In this Feb. 12, 2019 file photo, Sen. Richard Blumenthal, D-Conn., speaks at a news conference on an proposed amendment to ban high capacity magazines in guns, on Capitol Hill in Washington. In the time it takes for a driver to wait through a red light, a shooter with a high-capacity magazine can kill and injure dozens of people before police can stop the carnage. It only took 30 seconds for the man who opened fire in a downtown section of Dayton, Ohio, over the weekend to kill nine and injure dozens, thanks to the 100-bullet drum attached to his rifle. Credit: Andrew Harnik | AP

If you’ve never imagined yourself in a large room full of terrified people — a classroom, a movie theater, a Walmart — while a shooter moves among you, systematically picking off his victims, then you may be deficient in your capacity for imagination.

But I suspect that, like most of us, you have seriously considered how you would react if confronted by a shooter.

Your chances of being the victim of a mass shooting are small, but they are not negligible. And these days nearly all Americans keep that grim fact tucked away somewhere in the backs of their minds.

For example, last week, when the El Paso and Dayton shootings were fresh in everyone’s minds, a motorcycle backfired several times in Times Square, and frantic people ran, called 911 and pounded on theater doors, trying to find a place to hide from what they assumed were gunshots.

This unfortunate reality of modern American life doesn’t appear to be going away soon. We may hope that the El Paso and Dayton shootings will be the final outrage that spurs our culture to take real steps to protect itself, but there’s not much reason for optimism.

No, after the grief and emotion generated by the El Paso and Dayton shootings die down in a few weeks, we can expect the current interest in gun control to die down, as well, just as it did after Sandy Hook, Orlando, Sutherland Springs, Las Vegas and so on. As long as Donald Trump is in the White House and the Senate is controlled by Republicans, do not expect meaningful change.

So if we find ourselves pinned down by a shooter in a Walmart, we are going to be pretty much on our own.

How would you react as the killer moves from aisle to aisle, picking off his victims? What would you do? What would you think about?

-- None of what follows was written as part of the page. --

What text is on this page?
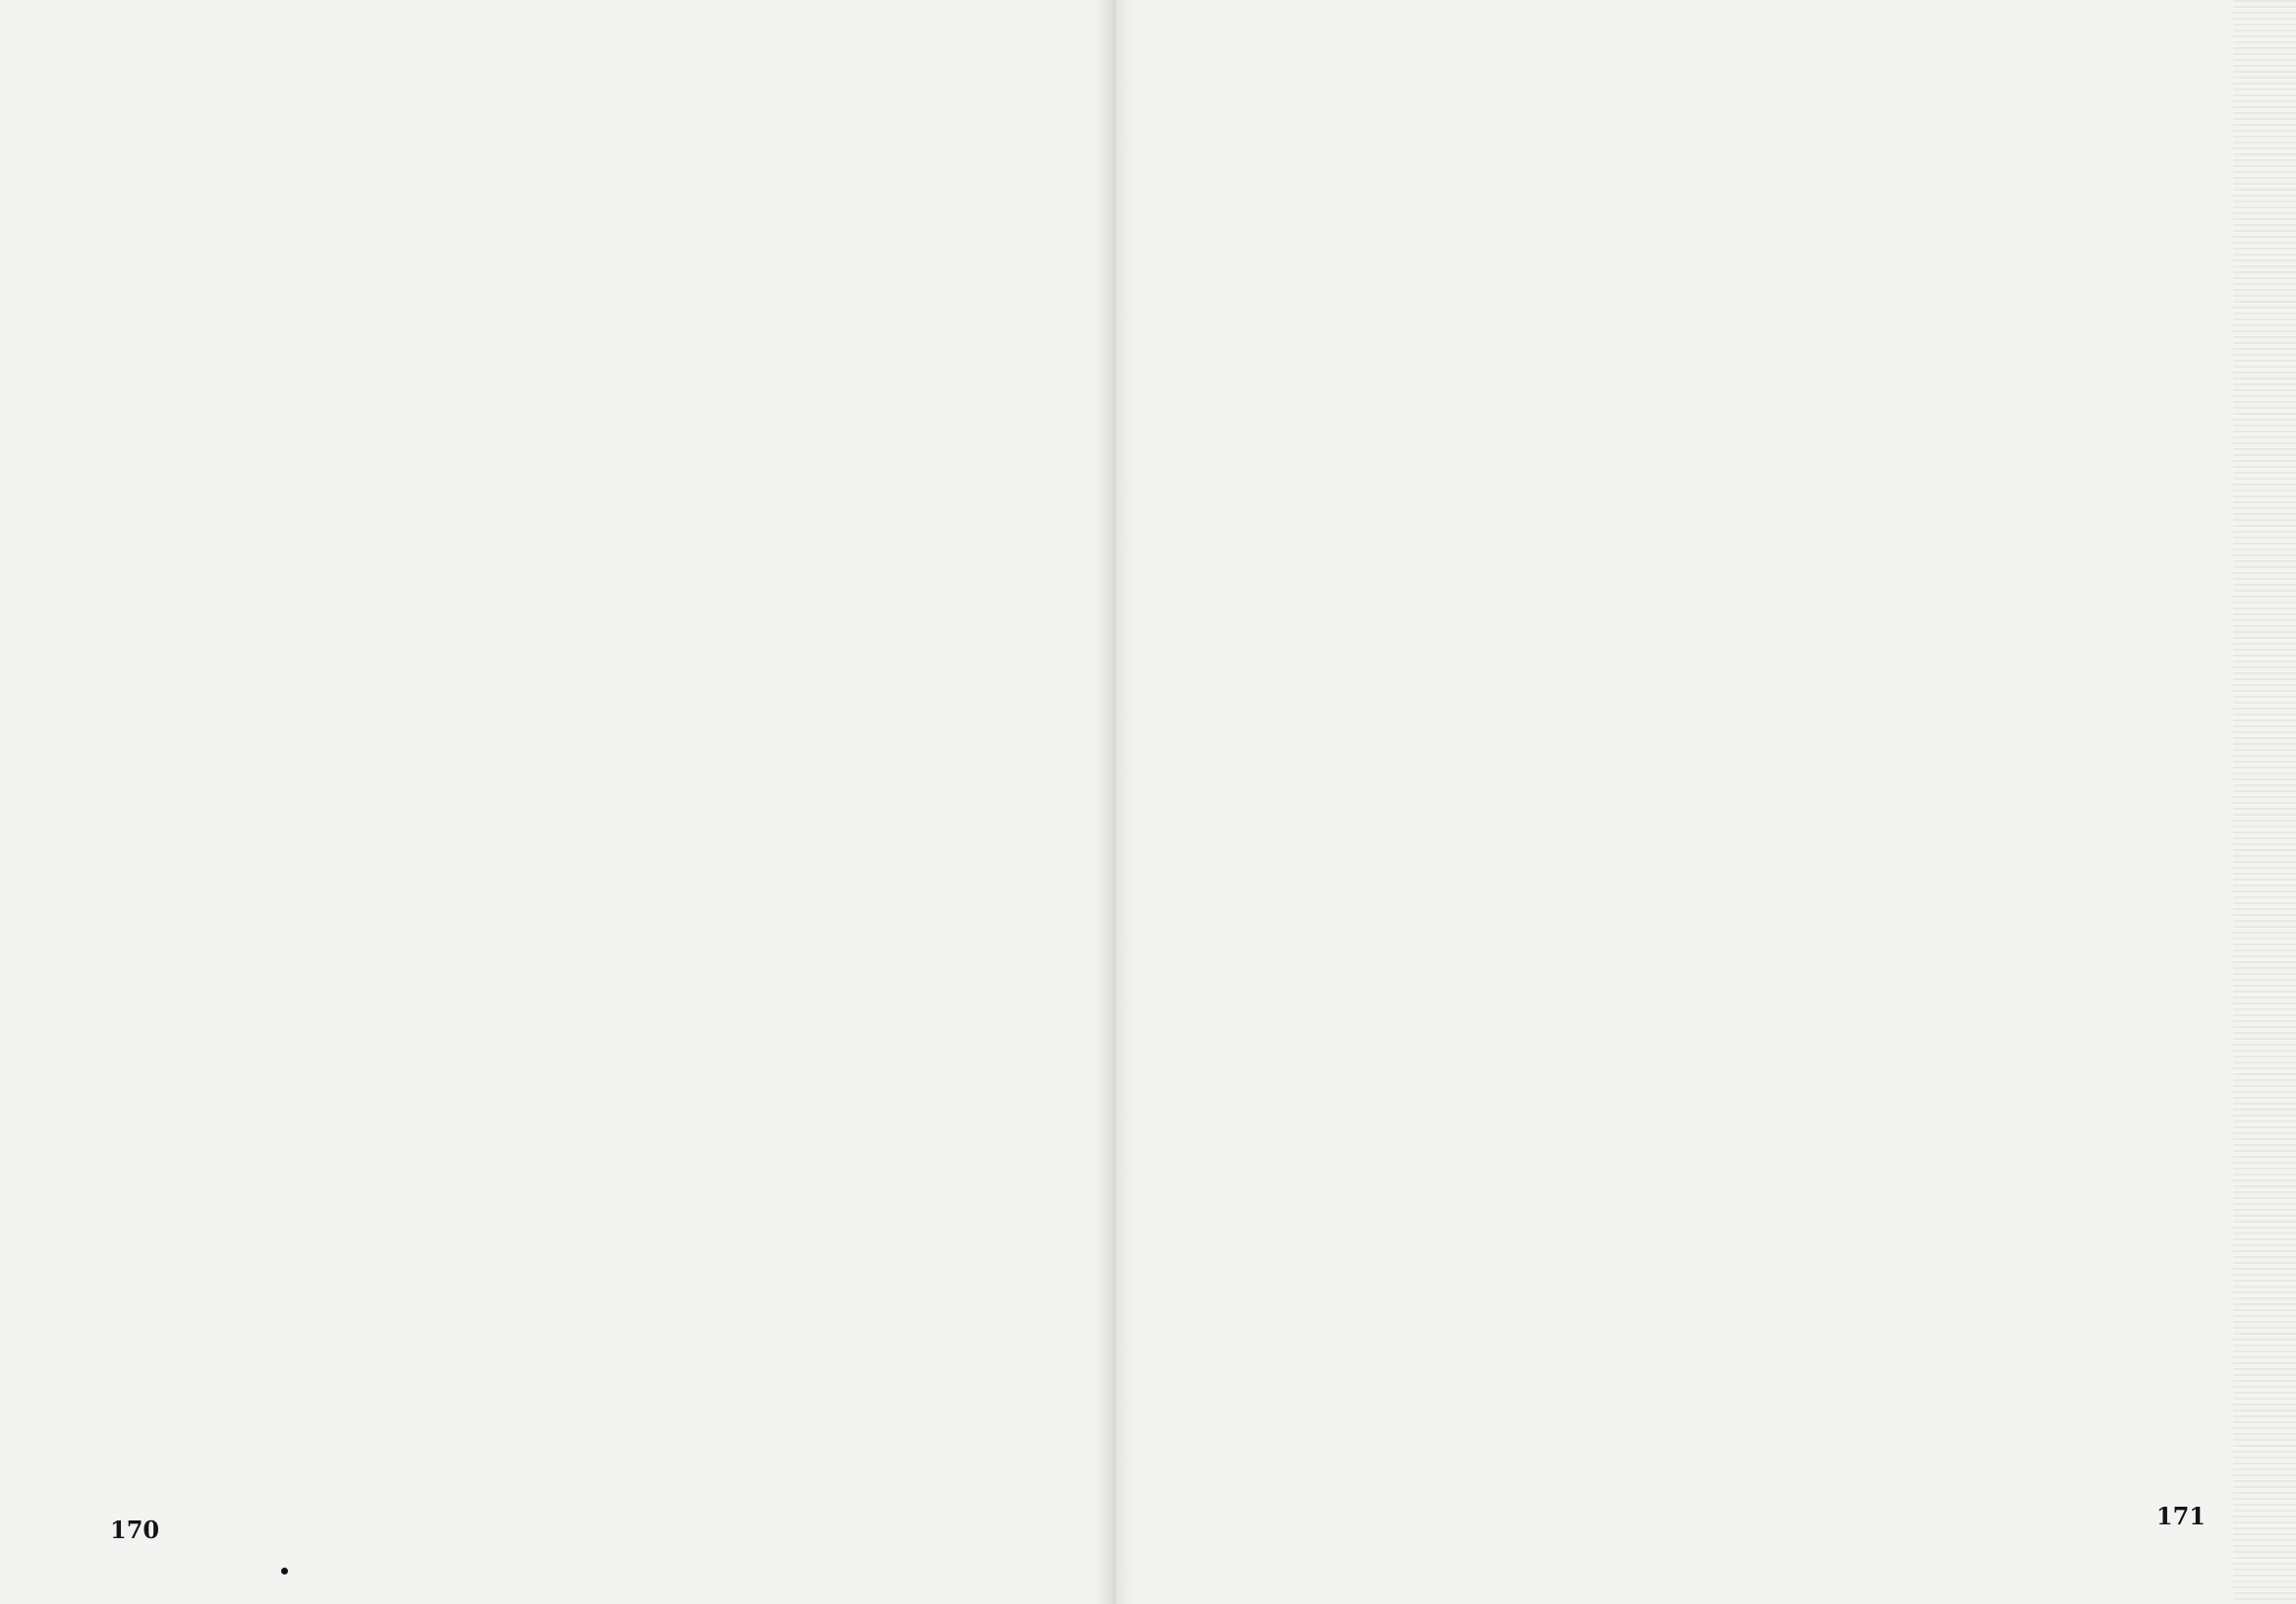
170	171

It’s impossible to predict our actions in such a situation, but here are some things that I might think about:

First, amid the carnage, I doubt if I’ll be thinking about the contortions that we have inflicted on the Second Amendment to wring from it the right — or at least the opportunity — for the shooter to possess a weapon that has more killing efficiency than the founders could have possibly imagined.

I doubt if I’ll wonder whether the shooter could have been identified by red-flag laws or better background checks and thus been prevented from obtaining such a deadly weapon. I probably won’t care if he played too many video games when he was young or whether he had a dependable father in his home.

It won’t occur to me to wonder whether the shooter was influenced by his upbringing in a culture infatuated with gunfire or by a president who preaches hatred and disunity from the nation’s most bully pulpit.

I probably won’t concern myself about whether the shooter is using a pistol or an assault rifle or whether he is operating his weapon in the automatic or semiautomatic mode. And there will be no time to reflect on the irony of our ban on automatic weapons while we tolerate more efficiently deadly semiautomatic weapons.

No, I suspect that I will be thinking about just one thing: When does the shooter have to stop to reload?

The real killer is the high-capacity magazine. The founders couldn’t have imagined that the Second Amendment would someday be used to enable mass shootings; in fact, they couldn’t have imagined mass shootings, at all. The best ball-and-powder musketeer would be hard pressed to fire three shots per minute. The Dayton shooter killed nine people in 30 seconds. He had a 100-round magazine. Magazines larger than five rounds have only one reasonable use: to kill people very, very quickly.

Until our government develops the courage and will to enact gun legislation that will protect us, I ask only one thing: Make the shooter pause, however briefly, to reload after every five shots. Whether I decide to run, hide or fight, that tiny edge might give me the only chance I have.

John M. Crisp, an OpEd columnist for Tribune News Service, lives in Georgetown, Texas.